Tracking Malicious Activity with Passive DNS Query Monitoring
Ask anyone in the information security field they will tell you:
Security is not fair. There is essentially an unlimited supply of attackers that can test your defenses with impunity until they eventually succeed.
As a member of the Cisco Computer Security Incident Response Team (CSIRT) I’ve seen this asymmetry up close, so I can tell you that good security is really hard. Besides the normal security practices like deploying firewalls, IDS sensors, antivirus (AV), and Web Security Appliances, CSIRT is increasingly looking to the network as a data source. We have been collecting NetFlow for years but we have always wanted additional context for the flow data. While it is true that the Internet is built on TCP/IP, Internet services—both good and bad—are found by name using the Domain Name System (DNS). For years infosec has been network-address-centric and the attackers have adapted. Today it is very common to see malware command and control (C&C) use domain generation algorithms (DGAs), Peer-to-Peer (P2P), or even fast-flux DNS to evade IP address-based detection and blocking. It has become absolutely clear that to keep up with the latest attacks and attackers you must have a view into the DNS activity on your network.
CSIRT has been struggling with limited DNS information for a while now, so I am pleased to say we finally have comprehensive visibility into the DNS activity on our network. Before I dive into how we tackled this problem I should back up and explain a bit more about DNS…
When a client wants to access a service by name, it must resolve that name into a usable address (an IP address). To do this, the client sends a request for the name to a recursive name server and that server will retrieve the information and send it back to the client. From a security perspective, there are two interesting aspects to this activity. The first is the names clients are requesting and the second are the Internet hosts that are providing the services for any given name. Put another way, you want to know who is looking up a service (DNS queries) and you also want to know who is providing a service (DNS answers). The DNS answers portion of the problem has been solved by ISC’s Passive DNS Replication Project (and the corresponding ISC DNS Database). ISC’s DNSDB is very good at answering questions like “What DNS names have pointed at this IP?” as well as “What IPs have provided services for this name?”
Historically, to get at the DNS-questions side of the problem required logging to be enabled on all of your organization’s recursive resolvers and searching through those logs. This is an imperfect solution for a number of reasons that include:
- Most organizations have a wide variety of nameservers (BIND, Active Directory, etc) with varying logging abilities and formats
- Clients (and malware) can send DNS requests to external services like Google’s Public DNS or OpenDNS
- Clients generate a huge volume of DNS queries and it is difficult (or costly) to quickly search such a high volume of logs
To side-step these problems as well as have complete coverage of our DNS query activity we have gone with passively capturing all DNS activity on the wire at all of our major network choke-points. To the best of our knowledge there is no security-focused product specifically built for handling DNS questions so we had to build a complete solution in-house. In many cases, passively capturing DNS activity off the wire allows us to see the query both pre and post-recursor as well as give us visibility into DNS queries to external nameservers. For complete coverage we have deployed capture sensors globally, focusing on each major node on the network. The data is stored locally on each sensor in a compressed packet capture format.
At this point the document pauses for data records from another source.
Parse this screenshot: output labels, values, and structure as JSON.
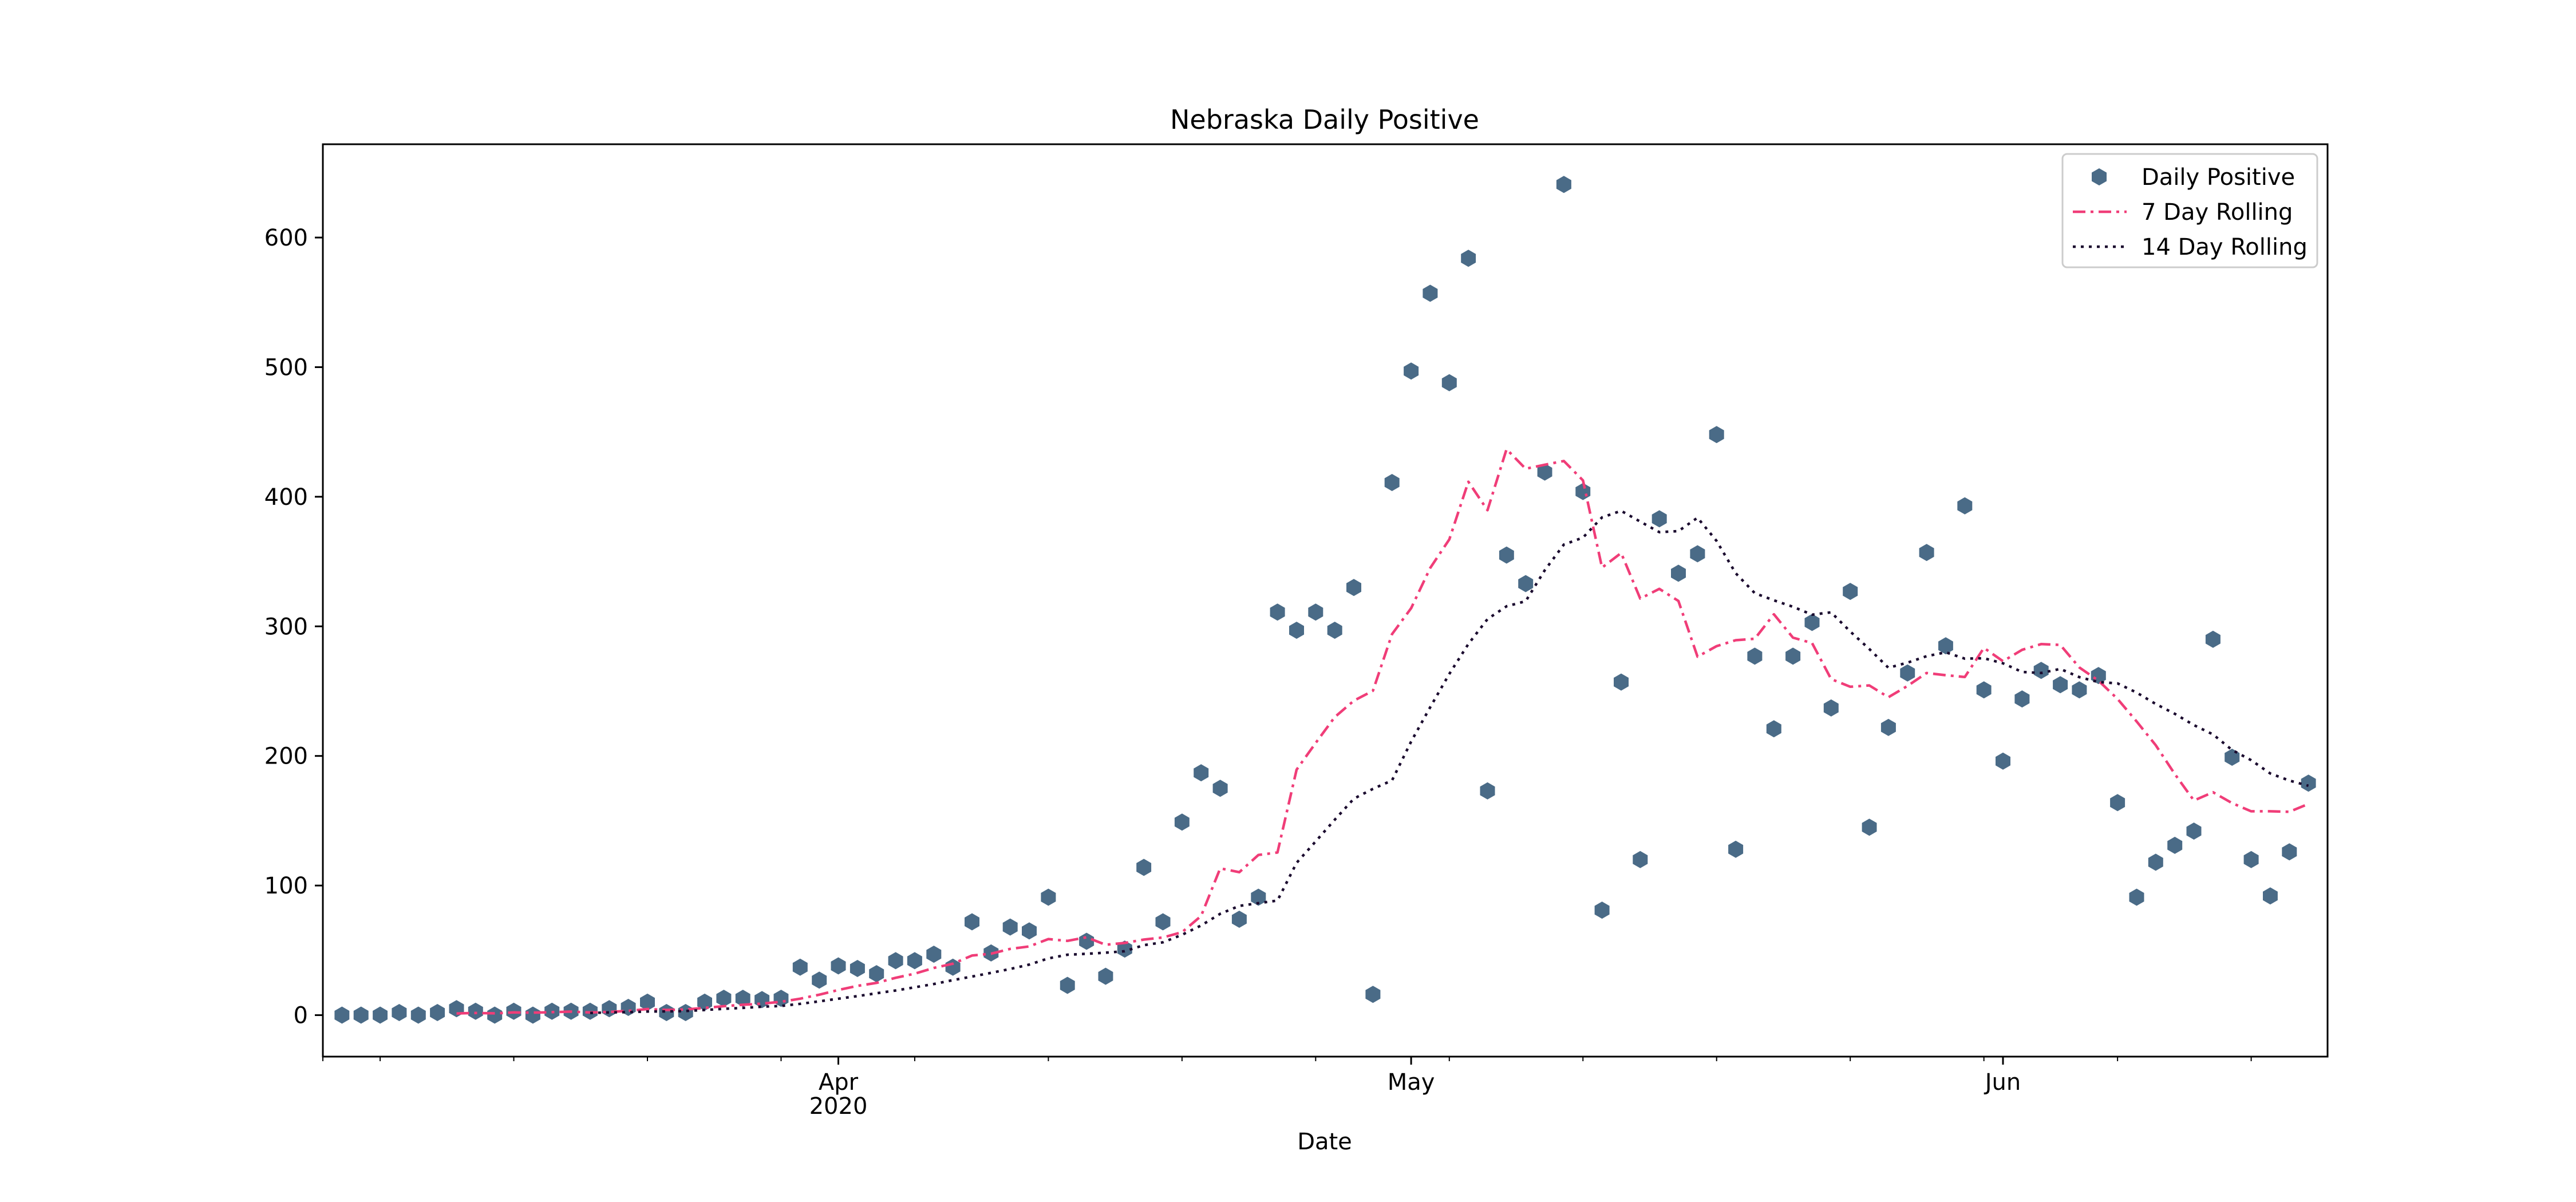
{
  "chart_data": {
    "type": "line",
    "title": "Nebraska Daily Positive",
    "xlabel": "Date",
    "ylabel": "",
    "ylim": [
      -32,
      672
    ],
    "xlim": [
      "2020-03-05",
      "2020-06-18"
    ],
    "x_major_ticks": [
      {
        "date": "2020-04-01",
        "label": "Apr",
        "sublabel": "2020"
      },
      {
        "date": "2020-05-01",
        "label": "May",
        "sublabel": ""
      },
      {
        "date": "2020-06-01",
        "label": "Jun",
        "sublabel": ""
      }
    ],
    "x_minor_ticks": [
      "2020-03-05",
      "2020-03-08",
      "2020-03-15",
      "2020-03-22",
      "2020-03-29",
      "2020-04-05",
      "2020-04-12",
      "2020-04-19",
      "2020-04-26",
      "2020-05-03",
      "2020-05-10",
      "2020-05-17",
      "2020-05-24",
      "2020-05-31",
      "2020-06-07",
      "2020-06-14"
    ],
    "y_ticks": [
      0,
      100,
      200,
      300,
      400,
      500,
      600
    ],
    "legend_position": "top-right",
    "grid": false,
    "start_date": "2020-03-06",
    "series": [
      {
        "name": "Daily Positive",
        "style": "markers",
        "marker": "hexagon",
        "color": "#4a6b87",
        "values": [
          0,
          0,
          0,
          2,
          0,
          2,
          5,
          3,
          0,
          3,
          0,
          3,
          3,
          3,
          5,
          6,
          10,
          2,
          2,
          10,
          13,
          13,
          12,
          13,
          37,
          27,
          38,
          36,
          32,
          42,
          42,
          47,
          37,
          72,
          48,
          68,
          65,
          91,
          23,
          57,
          30,
          51,
          114,
          72,
          149,
          187,
          175,
          74,
          91,
          311,
          297,
          311,
          297,
          330,
          16,
          411,
          497,
          557,
          488,
          584,
          173,
          355,
          333,
          419,
          641,
          404,
          81,
          257,
          120,
          383,
          341,
          356,
          448,
          128,
          277,
          221,
          277,
          303,
          237,
          327,
          145,
          222,
          264,
          357,
          285,
          393,
          251,
          196,
          244,
          266,
          255,
          251,
          262,
          164,
          91,
          118,
          131,
          142,
          290,
          199,
          120,
          92,
          126,
          179
        ]
      },
      {
        "name": "7 Day Rolling",
        "style": "dashdot",
        "color": "#f03d78",
        "values": [
          null,
          null,
          null,
          null,
          null,
          null,
          1.3,
          1.7,
          1.4,
          2.1,
          1.9,
          2.3,
          2.7,
          2.1,
          2.5,
          3.3,
          4.7,
          4.0,
          4.4,
          5.6,
          6.9,
          8.0,
          8.9,
          10.3,
          12.7,
          15.8,
          19.4,
          22.6,
          24.9,
          28.8,
          32.0,
          36.4,
          39.7,
          46.0,
          47.4,
          51.1,
          53.0,
          58.7,
          57.3,
          60.1,
          54.3,
          55.7,
          58.3,
          59.9,
          64.0,
          76.5,
          113.3,
          110.3,
          123.6,
          125.5,
          189.4,
          210.0,
          230.0,
          242.6,
          250.3,
          294.0,
          314.0,
          345.0,
          367.1,
          411.6,
          389.6,
          436.7,
          421.6,
          424.7,
          427.6,
          412.6,
          345.3,
          356.6,
          321.4,
          328.9,
          319.6,
          276.6,
          284.7,
          289.3,
          290.4,
          309.3,
          291.3,
          287.1,
          259.3,
          253.4,
          254.4,
          245.3,
          254.0,
          264.0,
          262.3,
          260.9,
          283.4,
          273.1,
          281.9,
          286.3,
          285.7,
          268.3,
          258.1,
          244.0,
          226.6,
          208.3,
          186.0,
          165.6,
          172.0,
          163.6,
          157.3,
          157.3,
          156.9,
          163.0
        ]
      },
      {
        "name": "14 Day Rolling",
        "style": "dotted",
        "color": "#1a0a2e",
        "values": [
          null,
          null,
          null,
          null,
          null,
          null,
          null,
          null,
          null,
          null,
          null,
          null,
          null,
          1.7,
          2.1,
          2.3,
          2.8,
          2.9,
          3.2,
          4.0,
          4.9,
          5.6,
          6.5,
          7.1,
          8.7,
          10.6,
          12.7,
          14.7,
          16.9,
          19.0,
          21.5,
          24.0,
          27.0,
          29.8,
          32.6,
          35.6,
          39.0,
          43.8,
          46.6,
          47.3,
          48.2,
          49.3,
          54.0,
          56.2,
          62.0,
          69.2,
          78.2,
          84.3,
          86.4,
          88.4,
          117.5,
          134.0,
          150.8,
          167.0,
          174.6,
          181.1,
          211.1,
          237.6,
          263.3,
          286.4,
          305.6,
          315.5,
          319.4,
          343.3,
          363.1,
          368.5,
          384.1,
          389.1,
          380.8,
          372.7,
          373.5,
          383.8,
          365.9,
          341.0,
          325.6,
          320.1,
          315.1,
          309.0,
          310.8,
          296.0,
          282.5,
          268.0,
          272.0,
          277.0,
          280.0,
          275.1,
          275.4,
          271.5,
          264.8,
          264.0,
          267.2,
          260.8,
          257.0,
          256.0,
          248.9,
          240.1,
          232.5,
          223.8,
          216.6,
          204.6,
          196.7,
          186.5,
          181.0,
          177.0
        ]
      }
    ]
  }
}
To search the data, we leverage many sensors that store the data locally by mapping out the query to each sensor in parallel and then reducing the search results into a presentable format at the search head. This gives us a built-in parallelism that scales as we add more sensors. To further speed up searches we have built filter indexes (using Bloom filters) to allow us to skip searching a file if it doesn’t contain any information we are looking for. In all, our Passive DNS Query Database (PDNSQDB) is just a few thousand lines of Python code and most of the heavy lifting is done by off-the-shelf tools like ncaptool and libbind.
Armed with fast and easy access to all client’s DNS query activity, CSIRT investigators like myself have been able to track malicious activity like never before. Not only have we been able to find compromised clients based on known-bad domain names, we have been finding previously unknown malicious names by mining the data for interesting patterns. Our Passive DNS Query Database has already proven invaluable in several investigations and as we develop new tricks and techniques we fully expect to improve our ability to detect and track malicious activity using the DNS Query data.
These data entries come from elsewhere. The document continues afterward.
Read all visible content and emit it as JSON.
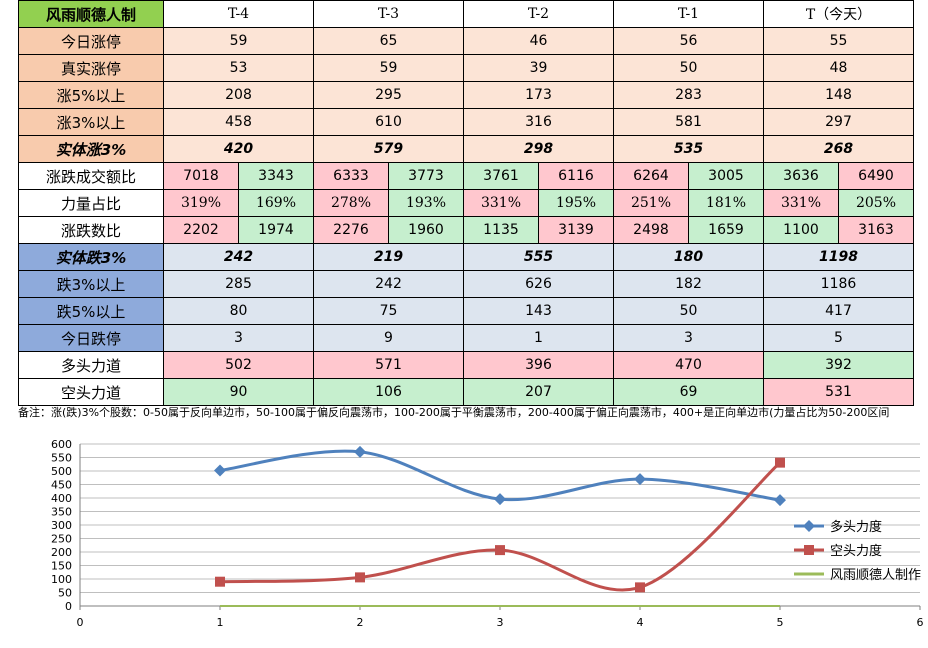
{
  "table": {
    "title": "风雨顺德人制",
    "columns": [
      "T-4",
      "T-3",
      "T-2",
      "T-1",
      "T（今天）"
    ],
    "rows_up": [
      {
        "label": "今日涨停",
        "values": [
          "59",
          "65",
          "46",
          "56",
          "55"
        ]
      },
      {
        "label": "真实涨停",
        "values": [
          "53",
          "59",
          "39",
          "50",
          "48"
        ]
      },
      {
        "label": "涨5%以上",
        "values": [
          "208",
          "295",
          "173",
          "283",
          "148"
        ]
      },
      {
        "label": "涨3%以上",
        "values": [
          "458",
          "610",
          "316",
          "581",
          "297"
        ]
      }
    ],
    "solid_up": {
      "label": "实体涨3%",
      "values": [
        "420",
        "579",
        "298",
        "535",
        "268"
      ]
    },
    "pair_rows": [
      {
        "label": "涨跌成交额比",
        "values": [
          [
            "7018",
            "3343"
          ],
          [
            "6333",
            "3773"
          ],
          [
            "3761",
            "6116"
          ],
          [
            "6264",
            "3005"
          ],
          [
            "3636",
            "6490"
          ]
        ]
      },
      {
        "label": "力量占比",
        "values": [
          [
            "319%",
            "169%"
          ],
          [
            "278%",
            "193%"
          ],
          [
            "331%",
            "195%"
          ],
          [
            "251%",
            "181%"
          ],
          [
            "331%",
            "205%"
          ]
        ]
      },
      {
        "label": "涨跌数比",
        "values": [
          [
            "2202",
            "1974"
          ],
          [
            "2276",
            "1960"
          ],
          [
            "1135",
            "3139"
          ],
          [
            "2498",
            "1659"
          ],
          [
            "1100",
            "3163"
          ]
        ]
      }
    ],
    "solid_down": {
      "label": "实体跌3%",
      "values": [
        "242",
        "219",
        "555",
        "180",
        "1198"
      ]
    },
    "rows_down": [
      {
        "label": "跌3%以上",
        "values": [
          "285",
          "242",
          "626",
          "182",
          "1186"
        ]
      },
      {
        "label": "跌5%以上",
        "values": [
          "80",
          "75",
          "143",
          "50",
          "417"
        ]
      },
      {
        "label": "今日跌停",
        "values": [
          "3",
          "9",
          "1",
          "3",
          "5"
        ]
      }
    ],
    "force_rows": [
      {
        "label": "多头力道",
        "values": [
          "502",
          "571",
          "396",
          "470",
          "392"
        ]
      },
      {
        "label": "空头力道",
        "values": [
          "90",
          "106",
          "207",
          "69",
          "531"
        ]
      }
    ]
  },
  "note": "备注：涨(跌)3%个股数：0-50属于反向单边市，50-100属于偏反向震荡市，100-200属于平衡震荡市，200-400属于偏正向震荡市，400+是正向单边市(力量占比为50-200区间",
  "colors": {
    "bull": "#4f81bd",
    "bear": "#c0504d",
    "third": "#9bbb59"
  },
  "chart_data": {
    "type": "line",
    "x": [
      1,
      2,
      3,
      4,
      5
    ],
    "series": [
      {
        "name": "多头力度",
        "values": [
          502,
          571,
          396,
          470,
          392
        ],
        "color": "#4f81bd",
        "marker": "diamond"
      },
      {
        "name": "空头力度",
        "values": [
          90,
          106,
          207,
          69,
          531
        ],
        "color": "#c0504d",
        "marker": "square"
      },
      {
        "name": "风雨顺德人制作",
        "values": [
          0,
          0,
          0,
          0,
          0
        ],
        "color": "#9bbb59",
        "marker": "none"
      }
    ],
    "xlim": [
      0,
      6
    ],
    "ylim": [
      0,
      600
    ],
    "xticks": [
      "0",
      "1",
      "2",
      "3",
      "4",
      "5",
      "6"
    ],
    "yticks": [
      "0",
      "50",
      "100",
      "150",
      "200",
      "250",
      "300",
      "350",
      "400",
      "450",
      "500",
      "550",
      "600"
    ],
    "grid": true,
    "legend": "right",
    "smooth": true
  }
}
One of the best things about giving security engineers a new data source is seeing all of the creative ways it is used. For example, one of our engineers has been identifying new C&C domains by looking at the intersection in DNS queries between two different hosts compromised with the same malware (as reported by AV logs). Other engineers have taken a graph-theoretic approach. By combining our PDNSQDB view into queries with ISC’s DNSDB view into answers it is possible to identify related malicious domains and IPs when given just a single domain or IP—essentially the transitive-closure of malicious activity.
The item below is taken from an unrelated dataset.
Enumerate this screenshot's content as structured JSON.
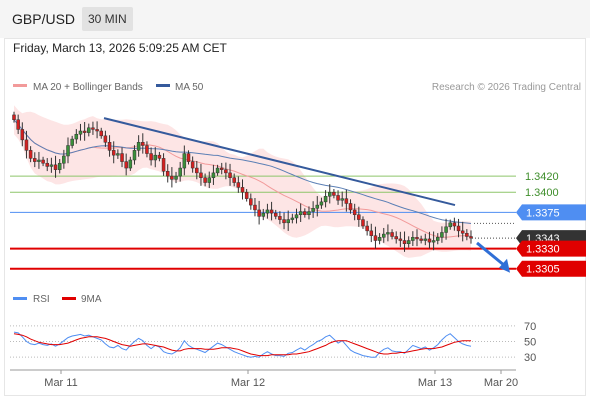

Now when CSIRT responds to a new incident, one of the first steps we take is to query our PDNSQDB. The data is proving to be an invaluable supplement to other data sources like NetFlow and web logs. The amount of effort we put into developing the tool has already paled in comparison to the value we’ve pulled out of it. If your organization doesn’t have fast and comprehensive visibility into the DNS activity on the network you should think about getting it. Now that we’ve had a taste of what the data can do for us we can’t live without it.